Second, it is argued that BPA rises and falls too quickly to cause harm. However, endocrinologists have known for years that reproduction responds to spikes in hormone levels as much as to constantly elevated hormone levels. It may be that spikes, such as from a pre-adolescent eating BPA-rich food, would have a greater rather than a lesser effect.
These studies to not imply that BPA by itself causes breast cancer, but rather the estrogenic activity of BPA causes changes that promote breast cancer. The cancer promoting properties of estrogens are the reason millions of women discontinued menopausal hormone replacement therapy after the Women’s Health Initiative showed that combination estrogen plus progestin therapy increased breast cancer. Unfortunately, women living in the United States cannot decide to discontinue their exposure to BPA. BPA is present in food packaging, house dust, cash register receipts, etc. such that 95 percent of Americans and 90 percent of Canadians test positive for BPA in their urine.

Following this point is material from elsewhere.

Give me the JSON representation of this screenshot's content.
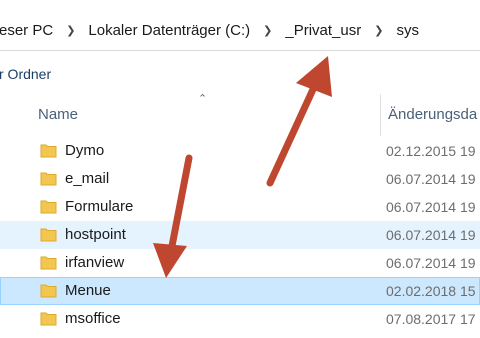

Thirty years ago, Lippman and Bolan recognized the importance of cell culture “…in the analysis of oestrogen action in non-malignant tissue…” Working with non-malignant cells, we have catalogued six different major cell tests that are altered by BPA in ways that promote hallmark, cancer-like behavior in previously benign cells. The irony in this battle of spin is that if we had a drug that turned off cancer cells in culture as much as BPA turns them on, if we had data showing a mechanism of action like we have for BPA, and if we had the animal exposure data that already exists for BPA, the hypothetical drug would be lined up for clinical trials. Unfortunately, all of us are unwittingly already in the clinical trial.
It is time for responsible parents and grandparents to demand an end to the battle of spin. Calm minds must sort through the facts objectively and design and perform the studies still needed to resolve the questions.